Today’s neural networks are particularly powerful because they can interface directly with the real world. By providing them a stream of data, they can learn to make sense of it.

The benefits of symbols

For all their successes, neural networks still fall short on some pretty simple tasks.

Consider, for example, scene understanding. Looking around the room in front of you, you are not only able to identify the objects you see, you also understand their relationships. The book is on the desk; the window is to the right of the door. While artificial neural networks can easily identify these objects, they struggle to explain their relationships or predict the effects of actions on them.

Symbolic systems are designed to explicitly capture relationships as well as compositionality. Compositionality means that parts can be combined into wholes. So, while a neural network may see a car as a car, a symbolic system could be designed to know that a car is made up of an engine, tyres, doors and so on.

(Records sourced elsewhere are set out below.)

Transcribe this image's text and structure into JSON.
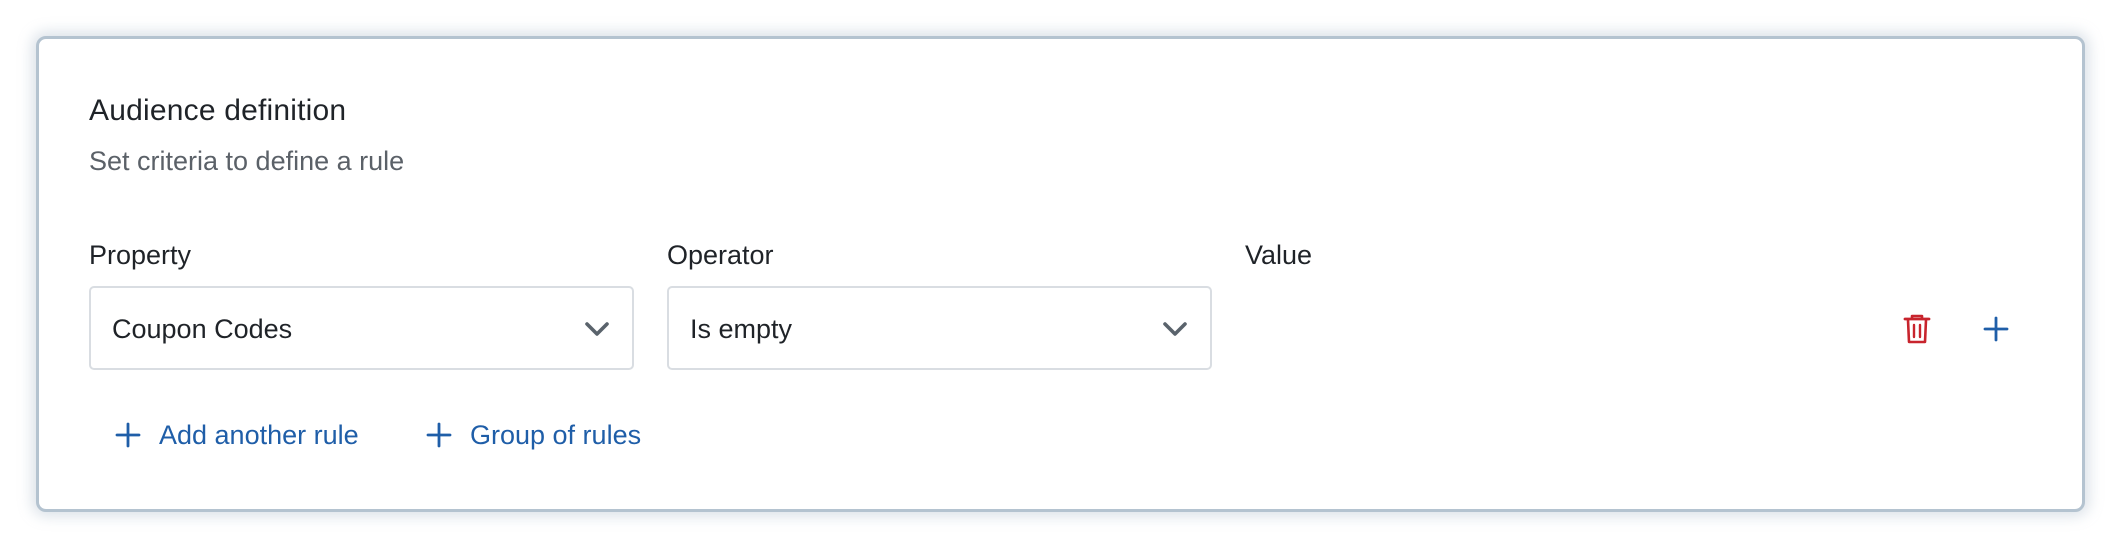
{
  "audience": {
    "title": "Audience definition",
    "subtitle": "Set criteria to define a rule"
  },
  "rule": {
    "property_label": "Property",
    "property_value": "Coupon Codes",
    "operator_label": "Operator",
    "operator_value": "Is empty",
    "value_label": "Value"
  },
  "actions": {
    "add_rule_label": "Add another rule",
    "group_rules_label": "Group of rules"
  },
  "icons": {
    "delete": "trash-icon",
    "add": "plus-icon",
    "dropdown": "chevron-down-icon"
  },
  "colors": {
    "link_blue": "#1f5ea8",
    "delete_red": "#c8242d",
    "card_border": "#b4c3d0"
  }
}
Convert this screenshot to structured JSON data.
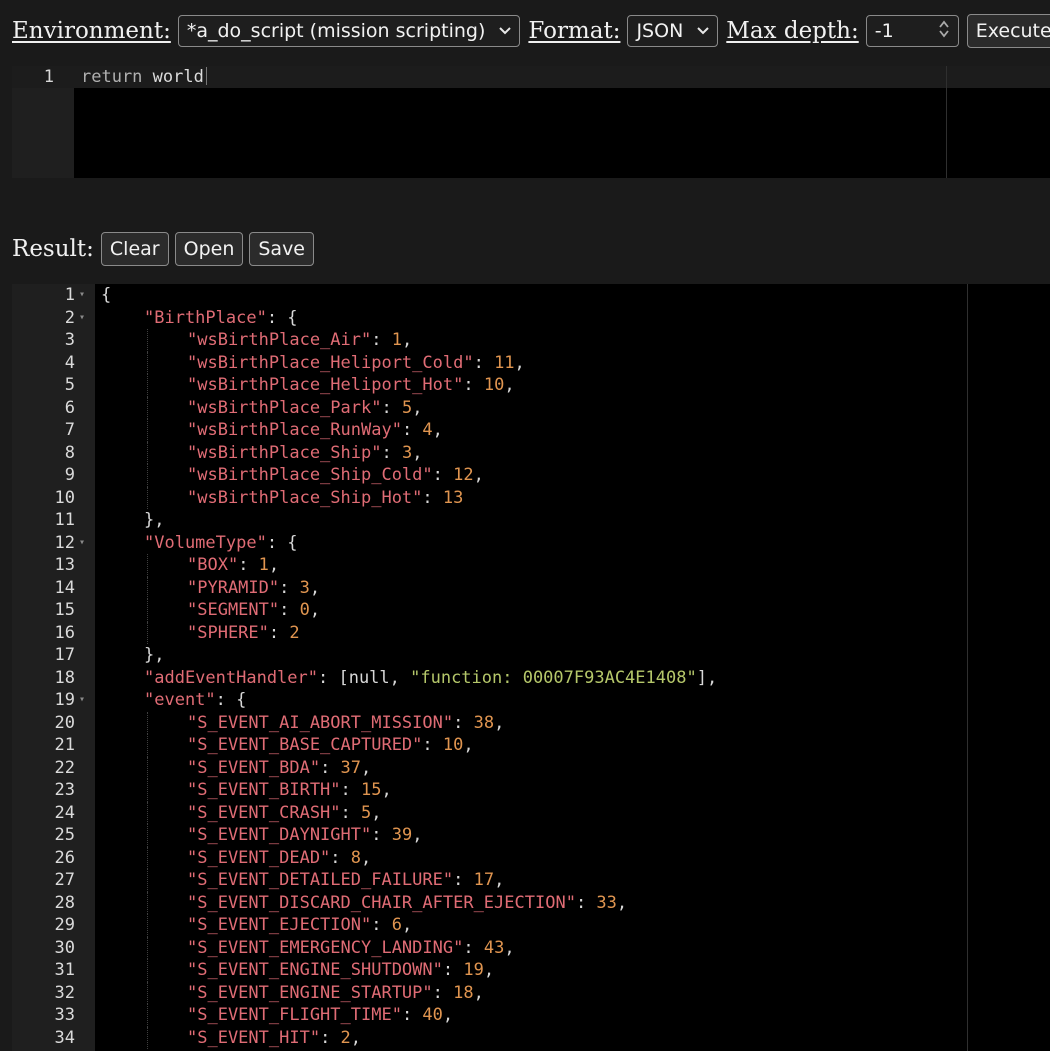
{
  "toolbar": {
    "environment_label": "Environment:",
    "environment_value": "*a_do_script (mission scripting)",
    "format_label": "Format:",
    "format_value": "JSON",
    "max_depth_label": "Max depth:",
    "max_depth_value": "-1",
    "execute_label": "Execute"
  },
  "editor": {
    "line_number": "1",
    "keyword": "return",
    "code": " world"
  },
  "result": {
    "label": "Result:",
    "clear_label": "Clear",
    "open_label": "Open",
    "save_label": "Save"
  },
  "output_lines": [
    {
      "n": "1",
      "fold": true,
      "depth": 0,
      "parts": [
        [
          "p",
          "{"
        ]
      ]
    },
    {
      "n": "2",
      "fold": true,
      "depth": 1,
      "parts": [
        [
          "k",
          "\"BirthPlace\""
        ],
        [
          "p",
          ": {"
        ]
      ]
    },
    {
      "n": "3",
      "depth": 2,
      "parts": [
        [
          "k",
          "\"wsBirthPlace_Air\""
        ],
        [
          "p",
          ": "
        ],
        [
          "v",
          "1"
        ],
        [
          "p",
          ","
        ]
      ]
    },
    {
      "n": "4",
      "depth": 2,
      "parts": [
        [
          "k",
          "\"wsBirthPlace_Heliport_Cold\""
        ],
        [
          "p",
          ": "
        ],
        [
          "v",
          "11"
        ],
        [
          "p",
          ","
        ]
      ]
    },
    {
      "n": "5",
      "depth": 2,
      "parts": [
        [
          "k",
          "\"wsBirthPlace_Heliport_Hot\""
        ],
        [
          "p",
          ": "
        ],
        [
          "v",
          "10"
        ],
        [
          "p",
          ","
        ]
      ]
    },
    {
      "n": "6",
      "depth": 2,
      "parts": [
        [
          "k",
          "\"wsBirthPlace_Park\""
        ],
        [
          "p",
          ": "
        ],
        [
          "v",
          "5"
        ],
        [
          "p",
          ","
        ]
      ]
    },
    {
      "n": "7",
      "depth": 2,
      "parts": [
        [
          "k",
          "\"wsBirthPlace_RunWay\""
        ],
        [
          "p",
          ": "
        ],
        [
          "v",
          "4"
        ],
        [
          "p",
          ","
        ]
      ]
    },
    {
      "n": "8",
      "depth": 2,
      "parts": [
        [
          "k",
          "\"wsBirthPlace_Ship\""
        ],
        [
          "p",
          ": "
        ],
        [
          "v",
          "3"
        ],
        [
          "p",
          ","
        ]
      ]
    },
    {
      "n": "9",
      "depth": 2,
      "parts": [
        [
          "k",
          "\"wsBirthPlace_Ship_Cold\""
        ],
        [
          "p",
          ": "
        ],
        [
          "v",
          "12"
        ],
        [
          "p",
          ","
        ]
      ]
    },
    {
      "n": "10",
      "depth": 2,
      "parts": [
        [
          "k",
          "\"wsBirthPlace_Ship_Hot\""
        ],
        [
          "p",
          ": "
        ],
        [
          "v",
          "13"
        ]
      ]
    },
    {
      "n": "11",
      "depth": 1,
      "parts": [
        [
          "p",
          "},"
        ]
      ]
    },
    {
      "n": "12",
      "fold": true,
      "depth": 1,
      "parts": [
        [
          "k",
          "\"VolumeType\""
        ],
        [
          "p",
          ": {"
        ]
      ]
    },
    {
      "n": "13",
      "depth": 2,
      "parts": [
        [
          "k",
          "\"BOX\""
        ],
        [
          "p",
          ": "
        ],
        [
          "v",
          "1"
        ],
        [
          "p",
          ","
        ]
      ]
    },
    {
      "n": "14",
      "depth": 2,
      "parts": [
        [
          "k",
          "\"PYRAMID\""
        ],
        [
          "p",
          ": "
        ],
        [
          "v",
          "3"
        ],
        [
          "p",
          ","
        ]
      ]
    },
    {
      "n": "15",
      "depth": 2,
      "parts": [
        [
          "k",
          "\"SEGMENT\""
        ],
        [
          "p",
          ": "
        ],
        [
          "v",
          "0"
        ],
        [
          "p",
          ","
        ]
      ]
    },
    {
      "n": "16",
      "depth": 2,
      "parts": [
        [
          "k",
          "\"SPHERE\""
        ],
        [
          "p",
          ": "
        ],
        [
          "v",
          "2"
        ]
      ]
    },
    {
      "n": "17",
      "depth": 1,
      "parts": [
        [
          "p",
          "},"
        ]
      ]
    },
    {
      "n": "18",
      "depth": 1,
      "parts": [
        [
          "k",
          "\"addEventHandler\""
        ],
        [
          "p",
          ": [null, "
        ],
        [
          "s",
          "\"function: 00007F93AC4E1408\""
        ],
        [
          "p",
          "],"
        ]
      ]
    },
    {
      "n": "19",
      "fold": true,
      "depth": 1,
      "parts": [
        [
          "k",
          "\"event\""
        ],
        [
          "p",
          ": {"
        ]
      ]
    },
    {
      "n": "20",
      "depth": 2,
      "parts": [
        [
          "k",
          "\"S_EVENT_AI_ABORT_MISSION\""
        ],
        [
          "p",
          ": "
        ],
        [
          "v",
          "38"
        ],
        [
          "p",
          ","
        ]
      ]
    },
    {
      "n": "21",
      "depth": 2,
      "parts": [
        [
          "k",
          "\"S_EVENT_BASE_CAPTURED\""
        ],
        [
          "p",
          ": "
        ],
        [
          "v",
          "10"
        ],
        [
          "p",
          ","
        ]
      ]
    },
    {
      "n": "22",
      "depth": 2,
      "parts": [
        [
          "k",
          "\"S_EVENT_BDA\""
        ],
        [
          "p",
          ": "
        ],
        [
          "v",
          "37"
        ],
        [
          "p",
          ","
        ]
      ]
    },
    {
      "n": "23",
      "depth": 2,
      "parts": [
        [
          "k",
          "\"S_EVENT_BIRTH\""
        ],
        [
          "p",
          ": "
        ],
        [
          "v",
          "15"
        ],
        [
          "p",
          ","
        ]
      ]
    },
    {
      "n": "24",
      "depth": 2,
      "parts": [
        [
          "k",
          "\"S_EVENT_CRASH\""
        ],
        [
          "p",
          ": "
        ],
        [
          "v",
          "5"
        ],
        [
          "p",
          ","
        ]
      ]
    },
    {
      "n": "25",
      "depth": 2,
      "parts": [
        [
          "k",
          "\"S_EVENT_DAYNIGHT\""
        ],
        [
          "p",
          ": "
        ],
        [
          "v",
          "39"
        ],
        [
          "p",
          ","
        ]
      ]
    },
    {
      "n": "26",
      "depth": 2,
      "parts": [
        [
          "k",
          "\"S_EVENT_DEAD\""
        ],
        [
          "p",
          ": "
        ],
        [
          "v",
          "8"
        ],
        [
          "p",
          ","
        ]
      ]
    },
    {
      "n": "27",
      "depth": 2,
      "parts": [
        [
          "k",
          "\"S_EVENT_DETAILED_FAILURE\""
        ],
        [
          "p",
          ": "
        ],
        [
          "v",
          "17"
        ],
        [
          "p",
          ","
        ]
      ]
    },
    {
      "n": "28",
      "depth": 2,
      "parts": [
        [
          "k",
          "\"S_EVENT_DISCARD_CHAIR_AFTER_EJECTION\""
        ],
        [
          "p",
          ": "
        ],
        [
          "v",
          "33"
        ],
        [
          "p",
          ","
        ]
      ]
    },
    {
      "n": "29",
      "depth": 2,
      "parts": [
        [
          "k",
          "\"S_EVENT_EJECTION\""
        ],
        [
          "p",
          ": "
        ],
        [
          "v",
          "6"
        ],
        [
          "p",
          ","
        ]
      ]
    },
    {
      "n": "30",
      "depth": 2,
      "parts": [
        [
          "k",
          "\"S_EVENT_EMERGENCY_LANDING\""
        ],
        [
          "p",
          ": "
        ],
        [
          "v",
          "43"
        ],
        [
          "p",
          ","
        ]
      ]
    },
    {
      "n": "31",
      "depth": 2,
      "parts": [
        [
          "k",
          "\"S_EVENT_ENGINE_SHUTDOWN\""
        ],
        [
          "p",
          ": "
        ],
        [
          "v",
          "19"
        ],
        [
          "p",
          ","
        ]
      ]
    },
    {
      "n": "32",
      "depth": 2,
      "parts": [
        [
          "k",
          "\"S_EVENT_ENGINE_STARTUP\""
        ],
        [
          "p",
          ": "
        ],
        [
          "v",
          "18"
        ],
        [
          "p",
          ","
        ]
      ]
    },
    {
      "n": "33",
      "depth": 2,
      "parts": [
        [
          "k",
          "\"S_EVENT_FLIGHT_TIME\""
        ],
        [
          "p",
          ": "
        ],
        [
          "v",
          "40"
        ],
        [
          "p",
          ","
        ]
      ]
    },
    {
      "n": "34",
      "depth": 2,
      "parts": [
        [
          "k",
          "\"S_EVENT_HIT\""
        ],
        [
          "p",
          ": "
        ],
        [
          "v",
          "2"
        ],
        [
          "p",
          ","
        ]
      ]
    }
  ]
}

Knowing both how parts relate to each other and how they relate to the whole lets symbolic systems extrapolate. When a symbolic system encounters a car it has never seen before, for example, it can still deduce that it has an engine. And it knows that the engine can be inside or outside the car.

That is because in a symbolic system, the concept of outside can be combined with the concept of an engine, even if the system has never specifically seen an engine outside a car. Neural networks, because they are trained on specific data, have trouble processing new situations that are too different from what they’ve seen before.

In effect, symbols allow for reasoning. And reasoning is core to intelligence.

Combined systems

In an effort to have the best of both worlds, research groups worldwide are working on building systems that think with symbols but learn like neural networks.

One example of a ‘neuro-symbolic’ approach is relation networks. Introduced in 2017, relation networks are artificial neural networks trained explicitly to predict the relationship between objects. In doing so, they can achieve much higher performance than traditional networks on scene understanding tasks.

Another system, known as logic tensor networks (LTN), implements the rules of logic using the maths of linear algebra. The network then learns within the constraints of these rules to represent and manipulate data.

Differentiable neural computers also aim to combine the benefits of traditional computing systems with the power of neural networks. Here, a neural network implements a Turing machine; that is, it is trained to read to and write from an external memory.

This memory allows it to store data in a more structured way than normal neural networks. Differentiable neural computers have been trained to solve many reasoning problems such as finding the shortest path between two points.

Going back to the brain

The goal of combining neural and symbolic systems assumes that they are separate ways of processing information. Yet, it was through reflection on their own ways of thinking combined with insights from cognitive science that inspired the pioneers of early symbolic AI. That is, symbolic systems aim - to some extent - to mimic the human mind. And the human mind runs on neurons.

When you peek inside a computer, you don’t see symbols. Symbolic processing is implemented through the interaction of transistors and other electrical components. The same is true in the brain. While it is hard to see symbolic processing at the neuron level, it is indeed the interaction of neurons that ultimately gives rise to how humans think, including how they think symbolically.

It is the challenge of future neuroscientists and AI engineers to understand exactly how neurons in the brain support all aspects of intelligence - including learning from data and symbolic thinking. Not only will this advance our understanding of the brain, it will pave the way for truly intelligent computers.